Œuvre de génie ou « exemple de fumiste » (F. Truffaut)? La carrière tortueuse de John Huston, marquée par des chefs-d’œuvres et de cuisants échecs, en déconcerte plus d’un. Grand amateur de livres, Huston a toujours puisé son inspiration dans la littérature et adapte bon nombre d’auteurs à succès, parmi lesquels Dashiell Hammett, Rudyard Kipling et Herman Melville. Il réalise en 1964 La Nuit de l’iguane d’après une pièce de Tennessee Williams. Ce dernier avait trouvé en Elia Kazan un cinéaste idéal, capable de transposer visuellement les déchirements de ses personnages égarés (Un tramway nommé Désir, Baby Doll). John Huston, quant à lui, met son grain de sable dans les rouages d’un univers tragique et désamorce par l’humour la dimension très symbolique de l’écriture de Williams en y installant une pointe de discordance. Il nous plonge ainsi avec trouble et délice dans l’ambiance faussement exotique d’un Mexique, où chaque gorgée de rhum évoque le goût nostalgique d’une innocence perdue.
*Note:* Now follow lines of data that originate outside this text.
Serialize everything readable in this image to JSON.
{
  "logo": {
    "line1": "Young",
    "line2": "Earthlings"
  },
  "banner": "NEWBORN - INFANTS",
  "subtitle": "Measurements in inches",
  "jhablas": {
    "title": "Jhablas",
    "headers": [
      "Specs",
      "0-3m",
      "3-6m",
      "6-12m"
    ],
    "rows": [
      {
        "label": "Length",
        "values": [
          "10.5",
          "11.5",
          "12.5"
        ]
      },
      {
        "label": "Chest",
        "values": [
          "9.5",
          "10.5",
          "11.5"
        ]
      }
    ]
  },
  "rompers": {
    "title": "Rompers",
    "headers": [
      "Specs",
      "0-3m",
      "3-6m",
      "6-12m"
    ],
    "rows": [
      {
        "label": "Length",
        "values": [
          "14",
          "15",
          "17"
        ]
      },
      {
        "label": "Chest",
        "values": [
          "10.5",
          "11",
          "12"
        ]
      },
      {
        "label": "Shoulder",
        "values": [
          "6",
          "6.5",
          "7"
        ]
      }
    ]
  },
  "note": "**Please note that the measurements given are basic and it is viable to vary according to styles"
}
Suspendu pour « fornication et conduite indigne », le révérend Lawrence Shannon (Richard Burton) est contraint de quitter l’Église. Répudié de l’autel, il se réfugie tout naturellement dans un… hôtel tenu par Maxine Faulk (Ava Gardner), la veuve d’un de ses amis. Devenu guide touristique (« Visitez le monde de Dieu avec un homme de Dieu »… clame l’annonce publicitaire du voyage organisé!), notre séduisant révérend fait découvrir les joies et les bienfaits de la jungle mexicaine à un groupe de vieilles Américaines. Une lolita délurée (Sue Lyon, la Lolita de Stanley Kubrick), chaperonnée par une vieille fille frustrée (Miss Fellowes), ne reste pas insensible aux charmes du pasteur et tente de le corrompre. Tandis que Shannon subit les menaces et insultes de Miss Fellowes, la vieille puritaine, deux clients atypiques et fauchés – une peintre spirituelle et éthérée (Deborah Kerr) accompagnée de son grand-père, poète nonagénaire – s’installent pour une nuit à l’hôtel.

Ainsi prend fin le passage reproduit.